Ruth (user link) says:

I wonder how it’d have worked if they used some kind of points system instead, or maybe the target market is just too small. There’s something called Swagbucks that I’ve done for a while, and it awards random points for searching. I use it only for non-in-depth stuff because it’s not nearly as good as Google but if I get a few $5 Amazon gift cards a month, I’m more than happy to use it for about half my searches. It also has merchant partners and whatnot.

They seem to be doing ok with a points system that lets you redeem for various things. But then again it’s not a search engine trying to get people to use it, it’s a specially-set-up search engine/merchandising rebate combo.

Hephaestus (profile) says:

Keyboards, Search Engines, and the real reason why this failed

The title is actually

QWERTY vs DVORAK and Google vs Bing. Why no one will succeed against google in search.

If you look at the images of the QWERTY and Dvorak keyboards (images in links above) you will see substantial differences. If you went from a qwerty to a dvorak it would frustrate you and just not feel right. With use, the Dvorak takes months to learn.

Google has a certain pattern to its use. You type in a query it corrects your spelling. It doesnt give the correct answer you make a change and requery. You know where to type and where to look for results and how to redefine your query. This is a pattern that we have all become accustomed to.

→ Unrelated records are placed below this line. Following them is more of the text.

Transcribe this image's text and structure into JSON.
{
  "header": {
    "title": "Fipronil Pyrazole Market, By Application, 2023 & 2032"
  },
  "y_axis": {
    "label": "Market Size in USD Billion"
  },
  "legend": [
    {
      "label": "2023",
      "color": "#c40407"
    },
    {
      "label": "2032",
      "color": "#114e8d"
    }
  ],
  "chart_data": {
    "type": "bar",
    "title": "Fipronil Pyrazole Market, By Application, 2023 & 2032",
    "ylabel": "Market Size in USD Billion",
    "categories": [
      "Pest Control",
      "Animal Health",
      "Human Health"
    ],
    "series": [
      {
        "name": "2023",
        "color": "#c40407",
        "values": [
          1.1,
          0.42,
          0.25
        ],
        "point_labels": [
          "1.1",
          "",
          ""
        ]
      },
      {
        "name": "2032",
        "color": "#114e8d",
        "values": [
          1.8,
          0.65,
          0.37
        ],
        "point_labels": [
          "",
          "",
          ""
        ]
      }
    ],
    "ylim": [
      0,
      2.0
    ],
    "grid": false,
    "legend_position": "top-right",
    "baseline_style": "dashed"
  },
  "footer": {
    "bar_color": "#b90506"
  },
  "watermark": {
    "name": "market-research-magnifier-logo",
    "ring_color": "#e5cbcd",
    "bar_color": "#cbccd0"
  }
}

Bing is laid out differently. Its responses are not what we are accustomed to. The queries often return things that would be place low on the list in google. Like the Dvorak keyboard it feels uncomfortable and unfamiliar.

That is why bings “get paid if you search and buy here” failed. People dont want to change. That is also why google will maintain a market strangle hold for the foreseable future.

Rekrul says:

Re: Keyboards, Search Engines, and the real reason why this failed

Bing is laid out differently. Its responses are not what we are accustomed to. The queries often return things that would be place low on the list in google. Like the Dvorak keyboard it feels uncomfortable and unfamiliar.

For many things, Bing IS uncomfortable to use. Like the way it crams the page in an image search into a box on the page and makes you click again to get to the actual page.

iamtheky (profile) says:

Maybe they found a model that is more difficult to abuse and potentially more profitable, and are discontinuing their current venture so as to not compete with the new one. Maybe its not necessarily that the program did not work, so much that it is able to be refined in so many areas it warrants a complete relaunch.

The email I got from M$ ends with:

“we are currently working on an exciting new program which you will hear more about from us later this summer. “

Wesha (profile) says:

In fact, it has exactly the opposite effect...

If you ever read Karen Pryor’s “Don’t Shoot the Dog“, that’s one of the methods for discouragement: first, reward the behavior [that you consider undesirable], and then gradually stop giving the reward. The subject’s thinking is, “Why the hell should I continue the behavior if I’m no longer getting the reward for it?”